Here's the dialogue in my head: Hot flashes? Better than cancer. Also? Better than death. Osteoporosis? Better than cancer. Also, better than death. Discomfort? Better than the pain of cancer. Better than the discomfort of dying. Hormone replacement therapy? Better than chemotherapy. Also, still better than cancer and death.
"I just don't want you to regret having the oopherectomy down the line. It's irreversible."
She's right but the logic center of my brain is transmitting the message, "I'd rather live to regret than not live at all."
This doctor is trying to convince me that my ability to have a baby is more valuable than my ability to breathe and, like, be alive. What is this era we are living in? Did I step on a time warp on my way to the OB/GYN today?
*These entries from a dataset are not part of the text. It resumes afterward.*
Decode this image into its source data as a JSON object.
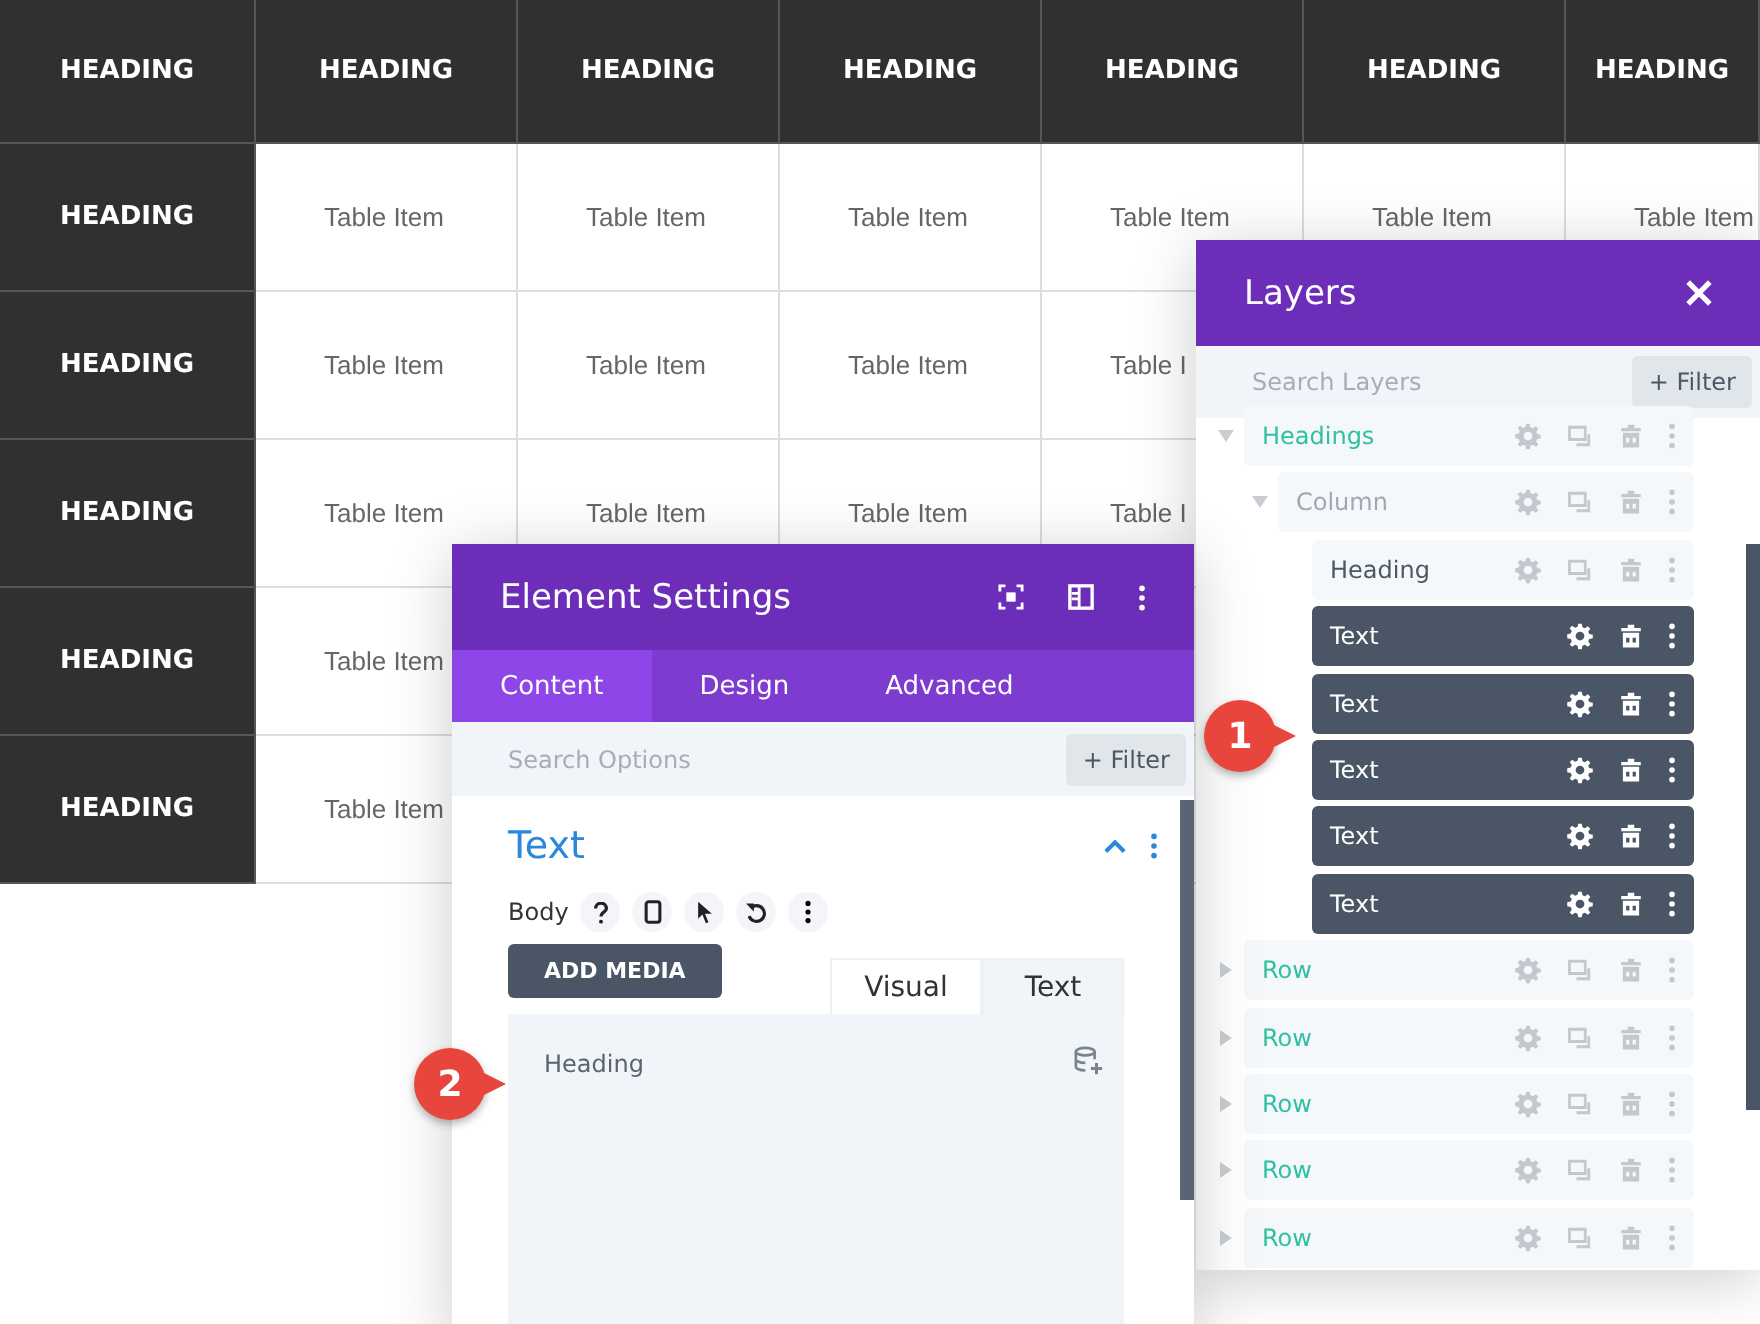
{
  "table": {
    "corner": "HEADING",
    "columns": [
      "HEADING",
      "HEADING",
      "HEADING",
      "HEADING",
      "HEADING",
      "HEADING"
    ],
    "rows": [
      {
        "header": "HEADING",
        "cells": [
          "Table Item",
          "Table Item",
          "Table Item",
          "Table Item",
          "Table Item",
          "Table Item"
        ]
      },
      {
        "header": "HEADING",
        "cells": [
          "Table Item",
          "Table Item",
          "Table Item",
          "Table I"
        ]
      },
      {
        "header": "HEADING",
        "cells": [
          "Table Item",
          "Table Item",
          "Table Item",
          "Table I"
        ]
      },
      {
        "header": "HEADING",
        "cells": [
          "Table Item"
        ]
      },
      {
        "header": "HEADING",
        "cells": [
          "Table Item"
        ]
      }
    ]
  },
  "layers_panel": {
    "title": "Layers",
    "search": {
      "placeholder": "Search Layers"
    },
    "filter_button": "+ Filter",
    "tree": [
      {
        "label": "Headings",
        "kind": "row",
        "selected": false,
        "expanded": true,
        "children": [
          {
            "label": "Column",
            "kind": "column",
            "selected": false,
            "expanded": true,
            "children": [
              {
                "label": "Heading",
                "kind": "module",
                "selected": false
              },
              {
                "label": "Text",
                "kind": "module",
                "selected": true
              },
              {
                "label": "Text",
                "kind": "module",
                "selected": true
              },
              {
                "label": "Text",
                "kind": "module",
                "selected": true
              },
              {
                "label": "Text",
                "kind": "module",
                "selected": true
              },
              {
                "label": "Text",
                "kind": "module",
                "selected": true
              }
            ]
          }
        ]
      },
      {
        "label": "Row",
        "kind": "row",
        "selected": false,
        "expanded": false
      },
      {
        "label": "Row",
        "kind": "row",
        "selected": false,
        "expanded": false
      },
      {
        "label": "Row",
        "kind": "row",
        "selected": false,
        "expanded": false
      },
      {
        "label": "Row",
        "kind": "row",
        "selected": false,
        "expanded": false
      },
      {
        "label": "Row",
        "kind": "row",
        "selected": false,
        "expanded": false
      }
    ]
  },
  "settings_panel": {
    "title": "Element Settings",
    "tabs": [
      {
        "label": "Content",
        "selected": true
      },
      {
        "label": "Design",
        "selected": false
      },
      {
        "label": "Advanced",
        "selected": false
      }
    ],
    "search": {
      "placeholder": "Search Options"
    },
    "filter_button": "+ Filter",
    "section": {
      "title": "Text",
      "expanded": true
    },
    "field_label": "Body",
    "add_media_button": "ADD MEDIA",
    "editor_tabs": [
      {
        "label": "Visual",
        "selected": false
      },
      {
        "label": "Text",
        "selected": true
      }
    ],
    "editor_value": "Heading"
  },
  "annotations": [
    {
      "label": "1"
    },
    {
      "label": "2"
    }
  ]
}
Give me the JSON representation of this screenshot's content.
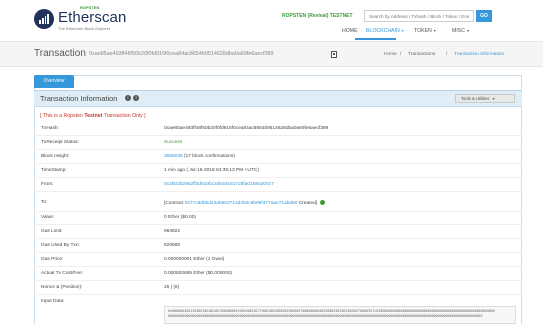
{
  "brand": {
    "name": "Etherscan",
    "badge": "ROPSTEN",
    "tagline": "The Ethereum Block Explorer"
  },
  "network_label": "ROPSTEN (Revival) TESTNET",
  "search": {
    "placeholder": "Search by Address / Txhash / Block / Token / Ens",
    "go_label": "GO"
  },
  "nav": {
    "home": "HOME",
    "blockchain": "BLOCKCHAIN",
    "token": "TOKEN",
    "misc": "MISC"
  },
  "title": {
    "label": "Transaction",
    "hash": "0xae85ae493ff48f50b20f0fd916f0cea84ac8654b9514628dba0a69fe6aecf389"
  },
  "breadcrumb": {
    "home": "Home",
    "transactions": "Transactions",
    "current": "Transaction Information"
  },
  "tab_overview": "Overview",
  "panel": {
    "title": "Transaction Information",
    "tools_label": "Tools & Utilities"
  },
  "ropsten_note": {
    "prefix": "[ This is a Ropsten ",
    "emph": "Testnet",
    "suffix": " Transaction Only ]"
  },
  "rows": [
    {
      "label": "TxHash:",
      "value": "0xae85ae493ff48f50b20f0fd916f0cea84ac8654b9514628dba0a69fe6aecf389"
    },
    {
      "label": "TxReceipt Status:",
      "value": "Success"
    },
    {
      "label": "Block Height:",
      "value": "3658036",
      "extra": "(17 block confirmations)"
    },
    {
      "label": "TimeStamp:",
      "value": "1 min ago ( Jul-16-2018 04:35:13 PM +UTC)"
    },
    {
      "label": "From:",
      "value": "0x2b03b2952ff3d610bc3db40161728fa0158a200c7"
    },
    {
      "label": "To:",
      "value_prefix": "[Contract ",
      "value": "0x77c8d0bd23ab502712d4b0c9b99f477aae71abd60",
      "value_suffix": " Created]"
    },
    {
      "label": "Value:",
      "value": "0 Ether ($0.00)"
    },
    {
      "label": "Gas Limit:",
      "value": "984822"
    },
    {
      "label": "Gas Used By Txn:",
      "value": "820685"
    },
    {
      "label": "Gas Price:",
      "value": "0.000000001 Ether (1 Gwei)"
    },
    {
      "label": "Actual Tx Cost/Fee:",
      "value": "0.000820685 Ether ($0.000000)"
    },
    {
      "label": "Nonce & {Position}:",
      "value": "26 | {6}"
    },
    {
      "label": "Input Data:"
    }
  ],
  "input_data": [
    "0x60806040523480156100105760008060fd5b5061027f806100206000396000f300608060405260043610610056576000357c0100000000000000000000000000000000000000000000000000000000",
    "0000000000000000000000000000000000000000000000000000000000000000000000000000000000000000000000000000000000000000000000000000000000000000000000000000000000"
  ],
  "colors": {
    "accent": "#3498db",
    "success": "#3c9a3c",
    "brand": "#21325b",
    "note": "#c0392b"
  },
  "icons": [
    "etherscan-logo-icon",
    "copy-icon",
    "info-icon",
    "help-icon",
    "check-circle-icon"
  ]
}
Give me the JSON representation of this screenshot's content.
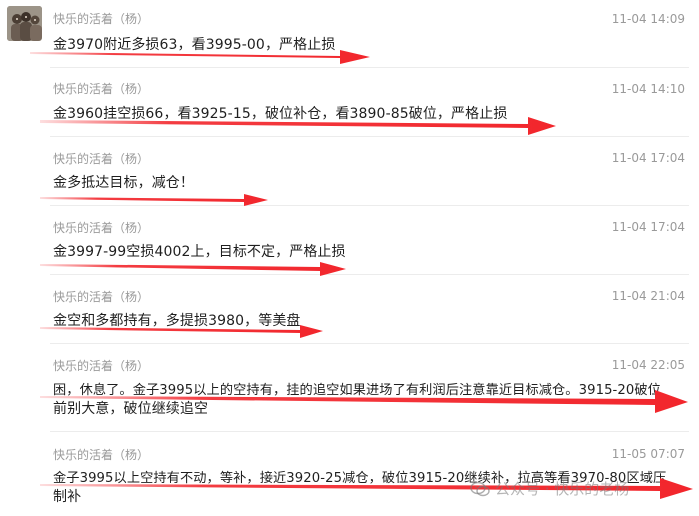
{
  "chat": {
    "messages": [
      {
        "sender": "快乐的活着（杨）",
        "time": "11-04 14:09",
        "line1": "金3970附近多损63，看3995-00，严格止损",
        "line2": ""
      },
      {
        "sender": "快乐的活着（杨）",
        "time": "11-04 14:10",
        "line1": "金3960挂空损66，看3925-15，破位补仓，看3890-85破位，严格止损",
        "line2": ""
      },
      {
        "sender": "快乐的活着（杨）",
        "time": "11-04 17:04",
        "line1": "金多抵达目标，减仓！",
        "line2": ""
      },
      {
        "sender": "快乐的活着（杨）",
        "time": "11-04 17:04",
        "line1": "金3997-99空损4002上，目标不定，严格止损",
        "line2": ""
      },
      {
        "sender": "快乐的活着（杨）",
        "time": "11-04 21:04",
        "line1": "金空和多都持有，多提损3980，等美盘",
        "line2": ""
      },
      {
        "sender": "快乐的活着（杨）",
        "time": "11-04 22:05",
        "line1": "困，休息了。金子3995以上的空持有，挂的追空如果进场了有利润后注意靠近目标减仓。3915-20破位",
        "line2": "前别大意，破位继续追空"
      },
      {
        "sender": "快乐的活着（杨）",
        "time": "11-05 07:07",
        "line1": "金子3995以上空持有不动，等补，接近3920-25减仓，破位3915-20继续补，拉高等看3970-80区域压",
        "line2": "制补"
      }
    ]
  },
  "watermark": {
    "text": "公众号 · 快乐的老杨",
    "icon": "wechat-official-account-icon"
  },
  "colors": {
    "arrow": "#f2262c",
    "meta_text": "#9a9a9a",
    "body_text": "#1f1f1f",
    "separator": "#ececec"
  }
}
Because sitting in the tiny office, I feel like I'm living in 1865 and my entire worth as a woman is placed on parity and fertility. Is the human race an endangered species? Do I have some sort of obligation to help propagate our species? Babies are born all the time. I think the human race will survive. The question is, "Will I survive?"
"So the cyst on your ovary could be benign or it could be malignant. We can't tell. There is a line down the middle of it, which isn't great. Ultimately, the cyst could be cancer or it might not be cancer." The doctor looks me in the eye and with the straightest face as she delivers this sage news.
"OK. So you don't know if I have cancer or not?" I'm trying to be calm. Because I've heard that sane people are calm when they get ambiguous news.
"No. The tests we have for ovarian cancer are limited. The next step is a CA-125 blood test."
The CA-125 blood test is like the psychic who takes your money, looks into her crystal ball then gives you a prediction. Sometimes that prediction is that you have a dread disease. Sometimes the bitch is right and sometimes the bitch is wrong. Notice how nothing my doctor says really tells me anything at all. It's like the weatherman on the morning news who says, "There's a 50% chance of rain today." No shit, Sherlock. I could have told you that.
So I might have cancer. I might not. The CA-125 might be right, it might not. The line in my cyst might be bad. It might not. All the painful symptoms I'm experiencing might be related to my cyst or they might not.
Wednesday is the day I will hold my breath for. If my CA-125 markers are elevated, then my doctor said she will need to take out my ovaries right away. I don't even want to think about that day. It will be terribly painful to relinquish my dreams of another baby. To let go of that tiny hand and watch him or her fade into oblivion, never to be born. What the doctor doesn't seem to understand is that it's not that I want to lose my ovaries. It's that I have to. I can't go on with this fear. It's too heavy to carry. But I will mourn those never babies, and I will mourn the loss of that which makes me a woman. Nothing is ever easy. We do what we have to do - to survive.